You know, I really didn’t see all that much of him.
He worked long hours and there was also his new passion for scuba diving: a time-consuming hobby. All that left time for was sex, and we always excelled in that department.
We lived in David’s house, now also my house, in Wahroonga: a lush, leafy, cool, and shady parkland-like village, with trees that soared like skyscrapers and better-dressed, better-paid people than in Hornsby. Hornsby seemed a little scrubby to me now when I went back home. Wahroonga is actually only two train stops away from Hornsby, but you would think I had moved from a country town to a thriving metropolis.
The house was the color of clotted cream, a small, charming Edwardian-style bungalow with polished floorboards, ceiling roses, and bay windows. Mum and Auntie Pat were always in raptures over the abundant blue hydrangeas that lined the curved path to my front door. I considered them old-lady flowers, but I loved feeling grown-up and gracious as I gave them each a bunch with the stems wrapped in aluminum foil to take home with them.
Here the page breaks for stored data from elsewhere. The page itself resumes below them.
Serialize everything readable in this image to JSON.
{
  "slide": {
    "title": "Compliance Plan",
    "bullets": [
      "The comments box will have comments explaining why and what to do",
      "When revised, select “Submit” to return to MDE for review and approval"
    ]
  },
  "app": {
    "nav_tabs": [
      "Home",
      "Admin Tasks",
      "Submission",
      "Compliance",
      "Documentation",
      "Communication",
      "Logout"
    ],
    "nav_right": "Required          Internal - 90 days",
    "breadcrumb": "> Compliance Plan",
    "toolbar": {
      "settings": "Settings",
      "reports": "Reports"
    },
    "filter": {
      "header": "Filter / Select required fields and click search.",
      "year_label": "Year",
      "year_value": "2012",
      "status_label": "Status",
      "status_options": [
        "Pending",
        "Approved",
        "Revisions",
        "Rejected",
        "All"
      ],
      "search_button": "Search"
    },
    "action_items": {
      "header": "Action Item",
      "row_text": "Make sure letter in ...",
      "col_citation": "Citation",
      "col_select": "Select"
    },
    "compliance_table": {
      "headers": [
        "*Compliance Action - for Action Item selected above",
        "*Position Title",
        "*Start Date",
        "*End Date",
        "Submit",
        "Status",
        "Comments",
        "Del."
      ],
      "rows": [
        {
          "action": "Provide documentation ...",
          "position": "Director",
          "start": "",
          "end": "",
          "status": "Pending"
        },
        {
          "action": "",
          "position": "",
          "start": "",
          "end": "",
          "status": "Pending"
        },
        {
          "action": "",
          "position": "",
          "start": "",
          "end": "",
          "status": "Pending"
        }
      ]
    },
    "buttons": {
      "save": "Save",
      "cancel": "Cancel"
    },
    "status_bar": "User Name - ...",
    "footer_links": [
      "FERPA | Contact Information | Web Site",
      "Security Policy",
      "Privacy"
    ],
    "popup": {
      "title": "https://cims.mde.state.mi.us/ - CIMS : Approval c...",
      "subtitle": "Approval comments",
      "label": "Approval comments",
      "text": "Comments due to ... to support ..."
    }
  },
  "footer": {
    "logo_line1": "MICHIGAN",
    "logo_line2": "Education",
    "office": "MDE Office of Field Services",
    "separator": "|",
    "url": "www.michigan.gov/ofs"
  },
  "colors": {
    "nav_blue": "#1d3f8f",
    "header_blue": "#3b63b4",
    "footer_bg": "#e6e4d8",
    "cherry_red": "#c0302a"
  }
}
It breaks my heart to remember the pleasure and seriousness with which I arranged and rearranged our wedding gifts in my clotted-cream house, like a child playing with her toys. Oh, Cherry, I think, you dear little idiot. I can still remember the weight and heft of a crystal bowl with no discernible purpose, the new cutlery so shiny I could see my face in the dessert spoons, the twelve-place dinner set: giant plates, smaller plates, side plates, so many, many plates upon which to serve so many different types of food! Each item seemed to anchor and validate me. I was a handsome surgeon’s wife with a double degree and an interesting job that no one had suggested I needed to give up just now I was married (I was a career woman!), a twelve-piece dinner set, and a fantastic sex life. I owned place mats and saucepans. I wore a diamond ring. I had it all worked out. One day I would host a dinner party for twelve. Not yet, of course. First I would improve my cooking skills.
David’s parents, who had, by the way, helped him buy the house, lived directly across the road from us. Neither of these two facts was mentioned by David in the early days of our relationship.
“I predict trouble,” said my mother when she discovered the extremely close proximity of my in-laws.
“I don’t remember making an appointment, Madame Mae,” I said.